Single by Illy

from the album The Space Between
- Released: 24 May 2019
- Length: 3:01
- Label: Sony

Illy singles chronology
| "Exit Sign" (2019) | "Then What" (2019) | "Codes" (2019) |

= Then What (Illy song) =

"Then What" is a song by Australian rapper Illy and was released in May 2019 as the lead single from Illy's forthcoming sixth studio album, The Space Between (2021). "Then What" peaked at number 33 on the ARIA Charts and was certified platinum.

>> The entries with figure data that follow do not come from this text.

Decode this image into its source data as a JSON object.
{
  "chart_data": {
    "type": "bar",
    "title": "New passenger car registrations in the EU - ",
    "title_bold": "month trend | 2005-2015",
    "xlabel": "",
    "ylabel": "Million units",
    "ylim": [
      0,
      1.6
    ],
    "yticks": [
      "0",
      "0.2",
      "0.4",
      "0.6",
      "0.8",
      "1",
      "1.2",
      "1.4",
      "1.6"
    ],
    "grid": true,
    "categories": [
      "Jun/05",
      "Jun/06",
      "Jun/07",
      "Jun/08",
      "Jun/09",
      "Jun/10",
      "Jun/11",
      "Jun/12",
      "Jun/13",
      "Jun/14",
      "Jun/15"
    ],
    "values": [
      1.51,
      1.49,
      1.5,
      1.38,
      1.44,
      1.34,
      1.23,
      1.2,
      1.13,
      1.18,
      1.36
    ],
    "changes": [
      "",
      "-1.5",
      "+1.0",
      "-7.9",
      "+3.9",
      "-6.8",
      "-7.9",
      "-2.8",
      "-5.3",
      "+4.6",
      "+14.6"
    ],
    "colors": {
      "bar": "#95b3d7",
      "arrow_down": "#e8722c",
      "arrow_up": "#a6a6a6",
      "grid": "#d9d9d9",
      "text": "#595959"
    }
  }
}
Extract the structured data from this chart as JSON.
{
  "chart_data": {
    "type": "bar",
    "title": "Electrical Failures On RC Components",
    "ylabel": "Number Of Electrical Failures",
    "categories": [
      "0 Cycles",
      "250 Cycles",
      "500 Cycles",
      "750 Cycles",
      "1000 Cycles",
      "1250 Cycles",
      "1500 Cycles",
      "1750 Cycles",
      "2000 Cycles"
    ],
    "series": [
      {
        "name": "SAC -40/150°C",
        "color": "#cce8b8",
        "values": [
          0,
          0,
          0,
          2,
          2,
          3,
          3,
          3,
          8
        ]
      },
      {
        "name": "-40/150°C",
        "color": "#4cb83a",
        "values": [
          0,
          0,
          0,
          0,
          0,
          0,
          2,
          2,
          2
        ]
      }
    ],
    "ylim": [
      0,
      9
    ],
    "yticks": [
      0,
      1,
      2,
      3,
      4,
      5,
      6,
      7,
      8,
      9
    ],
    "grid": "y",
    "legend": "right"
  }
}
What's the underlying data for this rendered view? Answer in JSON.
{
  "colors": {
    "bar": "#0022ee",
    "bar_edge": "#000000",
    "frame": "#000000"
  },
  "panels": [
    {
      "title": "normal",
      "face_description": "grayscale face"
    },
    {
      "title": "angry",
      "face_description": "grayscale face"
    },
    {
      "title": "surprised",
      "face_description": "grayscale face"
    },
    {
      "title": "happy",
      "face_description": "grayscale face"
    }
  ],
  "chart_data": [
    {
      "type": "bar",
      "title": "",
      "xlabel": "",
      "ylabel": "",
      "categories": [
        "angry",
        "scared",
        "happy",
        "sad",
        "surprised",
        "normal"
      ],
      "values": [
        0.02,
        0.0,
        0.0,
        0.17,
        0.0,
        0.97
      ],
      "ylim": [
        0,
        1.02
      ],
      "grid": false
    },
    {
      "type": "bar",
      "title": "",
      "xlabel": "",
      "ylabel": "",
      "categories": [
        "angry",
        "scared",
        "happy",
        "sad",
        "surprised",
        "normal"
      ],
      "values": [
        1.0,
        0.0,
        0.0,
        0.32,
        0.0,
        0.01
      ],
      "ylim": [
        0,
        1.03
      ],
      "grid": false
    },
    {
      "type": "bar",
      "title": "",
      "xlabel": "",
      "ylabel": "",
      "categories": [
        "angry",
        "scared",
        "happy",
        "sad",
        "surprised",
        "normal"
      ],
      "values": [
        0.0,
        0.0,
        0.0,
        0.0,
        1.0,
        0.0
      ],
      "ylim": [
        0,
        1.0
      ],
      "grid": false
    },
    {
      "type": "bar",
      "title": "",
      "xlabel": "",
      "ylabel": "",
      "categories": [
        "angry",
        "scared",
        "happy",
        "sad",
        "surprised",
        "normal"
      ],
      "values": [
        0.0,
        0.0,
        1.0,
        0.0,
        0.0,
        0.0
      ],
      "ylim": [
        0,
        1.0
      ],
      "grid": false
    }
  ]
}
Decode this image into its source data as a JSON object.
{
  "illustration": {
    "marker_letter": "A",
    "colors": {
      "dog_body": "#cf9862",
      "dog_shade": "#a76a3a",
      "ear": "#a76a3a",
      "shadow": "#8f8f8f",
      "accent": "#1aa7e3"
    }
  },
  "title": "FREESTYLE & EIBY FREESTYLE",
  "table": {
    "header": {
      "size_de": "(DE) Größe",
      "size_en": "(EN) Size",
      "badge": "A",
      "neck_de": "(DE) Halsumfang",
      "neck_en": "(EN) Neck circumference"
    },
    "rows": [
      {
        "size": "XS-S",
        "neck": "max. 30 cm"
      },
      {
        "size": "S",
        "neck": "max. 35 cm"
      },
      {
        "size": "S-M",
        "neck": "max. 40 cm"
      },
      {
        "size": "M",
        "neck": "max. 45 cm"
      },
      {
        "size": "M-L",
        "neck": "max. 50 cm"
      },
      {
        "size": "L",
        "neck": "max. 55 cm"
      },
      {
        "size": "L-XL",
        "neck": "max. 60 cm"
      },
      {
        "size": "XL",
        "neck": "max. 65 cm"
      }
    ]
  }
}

"Then What" was written about the changes since Illy's last album Two Degrees in 2016 and its success. Illy told Ben & Liam on Triple J "You notice people come around that weren't there before. When the times are good, they're there, and inevitably you sort of go quiet, start working on new stuff and they're not around anymore. It's not something to get bummed about, I find it funny because it's a cliché but it's true. I wanted to write a song addressing that."

At the APRA Music Awards of 2020, "Then What" was nominated for Most Performed Urban Work of the Year.

==Reception==
Zanda Wilson from The Music Network said "('Then What') is cut from the same cloth as some of his biggest radio hits, with Illy's clean and energetic combination of rapping and singing underpinned by production with pop sensibilities."

==Charts==
===Weekly charts===

| Chart (2019) | Peak position |
|---|---|
| Australia (ARIA) | 33 |

===Year-end charts===

| Chart (2019) | Position |
|---|---|
| Australian Artist (ARIA) | 21 |

==Certifications==

| Region | Certification | Certified units/sales |
| Australia (ARIA) | Platinum | 70,000^{‡} |
^{‡} Sales+streaming figures based on certification alone.